You may not have heard of GlobalCollect but you probably have used their services. They control web-based payments for many major services across the world. If you’ve ever bought something online it’s likely you’ve used GlobalCollect.
They help clients see how payments are being conducted and improve efficiency as a result, for example by setting the appropriate default currencies for each territory. You might think the default currency would be obvious, but data visualisation has helped clients see unexpected patterns.
Their clients have access to multiple dashboards. Each needs to be updated, maintained and secured. What are the reasons they've succeeded? And what can you learn from them?
1. Follow data visualisation best practice
One of the first things they did, before their pilot even started, was to look at lots of the available literature (eg Stephen Few). They went to leading data journalism websites (eg The New York Times). They discussed their ideas with industry thought-leaders. Out of those projects came dashboard sketches that were used for the first prototypes.

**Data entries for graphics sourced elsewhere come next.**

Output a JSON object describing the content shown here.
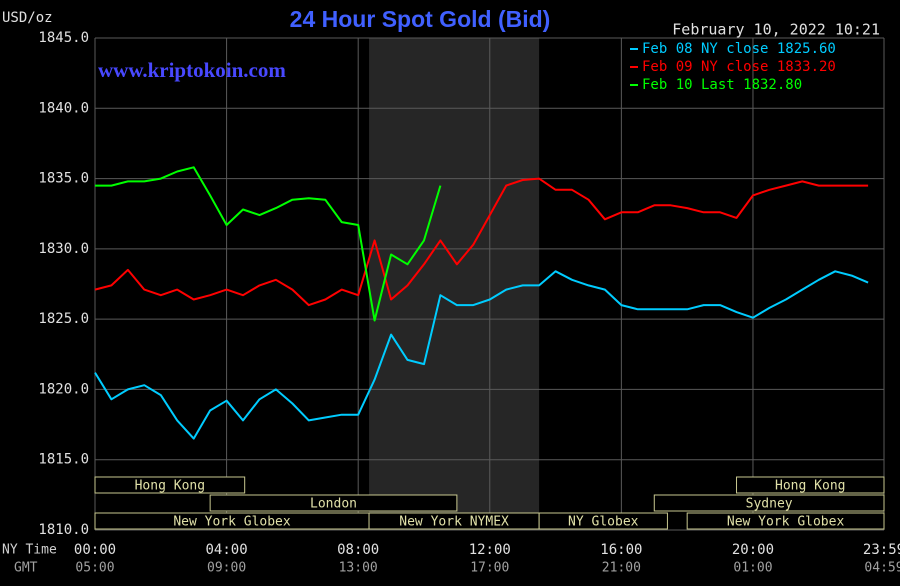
{
  "chart_data": {
    "type": "line",
    "title": "24 Hour Spot Gold (Bid)",
    "y_label": "USD/oz",
    "timestamp": "February 10, 2022 10:21",
    "watermark": "www.kriptokoin.com",
    "x_label": "NY Time",
    "x2_label": "GMT",
    "x": [
      0,
      0.5,
      1,
      1.5,
      2,
      2.5,
      3,
      3.5,
      4,
      4.5,
      5,
      5.5,
      6,
      6.5,
      7,
      7.5,
      8,
      8.5,
      9,
      9.5,
      10,
      10.5,
      11,
      11.5,
      12,
      12.5,
      13,
      13.5,
      14,
      14.5,
      15,
      15.5,
      16,
      16.5,
      17,
      17.5,
      18,
      18.5,
      19,
      19.5,
      20,
      20.5,
      21,
      21.5,
      22,
      22.5,
      23,
      23.5
    ],
    "xlim": [
      0,
      23.983
    ],
    "xticks": [
      {
        "value": 0,
        "label": "00:00"
      },
      {
        "value": 4,
        "label": "04:00"
      },
      {
        "value": 8,
        "label": "08:00"
      },
      {
        "value": 12,
        "label": "12:00"
      },
      {
        "value": 16,
        "label": "16:00"
      },
      {
        "value": 20,
        "label": "20:00"
      },
      {
        "value": 23.983,
        "label": "23:59"
      }
    ],
    "x2ticks": [
      "05:00",
      "09:00",
      "13:00",
      "17:00",
      "21:00",
      "01:00",
      "04:59"
    ],
    "ylim": [
      1810,
      1845
    ],
    "yticks": [
      {
        "value": 1810,
        "label": "1810.0"
      },
      {
        "value": 1815,
        "label": "1815.0"
      },
      {
        "value": 1820,
        "label": "1820.0"
      },
      {
        "value": 1825,
        "label": "1825.0"
      },
      {
        "value": 1830,
        "label": "1830.0"
      },
      {
        "value": 1835,
        "label": "1835.0"
      },
      {
        "value": 1840,
        "label": "1840.0"
      },
      {
        "value": 1845,
        "label": "1845.0"
      }
    ],
    "grid": true,
    "legend": "top-right",
    "series": [
      {
        "name": "Feb 08 NY close 1825.60",
        "color": "#00ccff",
        "values": [
          1821.2,
          1819.3,
          1820,
          1820.3,
          1819.6,
          1817.8,
          1816.5,
          1818.5,
          1819.2,
          1817.8,
          1819.3,
          1820,
          1819,
          1817.8,
          1818,
          1818.2,
          1818.2,
          1820.7,
          1823.9,
          1822.1,
          1821.8,
          1826.7,
          1826,
          1826,
          1826.4,
          1827.1,
          1827.4,
          1827.4,
          1828.4,
          1827.8,
          1827.4,
          1827.1,
          1826,
          1825.7,
          1825.7,
          1825.7,
          1825.7,
          1826,
          1826,
          1825.5,
          1825.1,
          1825.8,
          1826.4,
          1827.1,
          1827.8,
          1828.4,
          1828.1,
          1827.6
        ]
      },
      {
        "name": "Feb 09 NY close 1833.20",
        "color": "#ff0000",
        "values": [
          1827.1,
          1827.4,
          1828.5,
          1827.1,
          1826.7,
          1827.1,
          1826.4,
          1826.7,
          1827.1,
          1826.7,
          1827.4,
          1827.8,
          1827.1,
          1826,
          1826.4,
          1827.1,
          1826.7,
          1830.6,
          1826.4,
          1827.4,
          1828.9,
          1830.6,
          1828.9,
          1830.3,
          1832.4,
          1834.5,
          1834.9,
          1835,
          1834.2,
          1834.2,
          1833.5,
          1832.1,
          1832.6,
          1832.6,
          1833.1,
          1833.1,
          1832.9,
          1832.6,
          1832.6,
          1832.2,
          1833.8,
          1834.2,
          1834.5,
          1834.8,
          1834.5,
          1834.5,
          1834.5,
          1834.5
        ]
      },
      {
        "name": "Feb 10 Last 1832.80",
        "color": "#00ff00",
        "values": [
          1834.5,
          1834.5,
          1834.8,
          1834.8,
          1835,
          1835.5,
          1835.8,
          1833.8,
          1831.7,
          1832.8,
          1832.4,
          1832.9,
          1833.5,
          1833.6,
          1833.5,
          1831.9,
          1831.7,
          1824.9,
          1829.6,
          1828.9,
          1830.6,
          1834.5,
          null,
          null,
          null,
          null,
          null,
          null,
          null,
          null,
          null,
          null,
          null,
          null,
          null,
          null,
          null,
          null,
          null,
          null,
          null,
          null,
          null,
          null,
          null,
          null,
          null,
          null
        ]
      }
    ],
    "session_rows": [
      [
        {
          "label": "Hong Kong",
          "start": 0,
          "end": 4.55
        },
        {
          "label": "Hong Kong",
          "start": 19.5,
          "end": 23.983
        }
      ],
      [
        {
          "label": "London",
          "start": 3.5,
          "end": 11
        },
        {
          "label": "Sydney",
          "start": 17,
          "end": 23.983
        }
      ],
      [
        {
          "label": "New York Globex",
          "start": 0,
          "end": 8.33
        },
        {
          "label": "New York NYMEX",
          "start": 8.33,
          "end": 13.5
        },
        {
          "label": "NY Globex",
          "start": 13.5,
          "end": 17.4
        },
        {
          "label": "New York Globex",
          "start": 18,
          "end": 23.983
        }
      ]
    ],
    "pit_session": {
      "start": 8.33,
      "end": 13.5
    }
  }
}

Thinking ahead like this saves time later on.
2. Know the business questions that needed to be answered
They consulted with their clients to find out what questions they had answered. Many business intelligence projects fail because developers dive into something without a clear definition of the problem to be solved. With applications that allow rapid changes and multiple iterations, the end user is brought along and engaged in the whole process.
3. Measure the effectiveness of dashboards
Sometimes it’s hard to let go of something you’ve created. GlobalCollect measure the usage of each dashboard and discovered that some were not being used. Despite the time and effort spent developing them, they recognized that these should be removed. This helped de-clutter their workspaces and to focus resources on better used dashboards.
4. Maintenance needs resources
Controlling the design, connections and availability of so many dashboards for so many clients is complex and time consuming. There need to be enough people on hand to manage this work.
5. Continuous improvement
A typical old-fashioned business intelligence project would gather requirements up front and then the developers would disappear for a few months. They’d reappear and deliver "The Dashboard". And that would be it. If it needed changing, that was another project and another few months.
GlobalCollect realized this is not the way to run a business intelligence project. A dashboard should never be seen as a finished product. A good dashboard generates more questions, requiring new dashboards. And once a good dashboard has delivered benefit and change in the business, it needs to evolve at the same pace as business needs. This is built in to their approach – to continually measure usage, seek feedback and improve the dashboards in order to provide the best service.
With those six steps, GlobalCollect have delivered a successful engagement suite of analytical dashboards which are a large success in their organisation.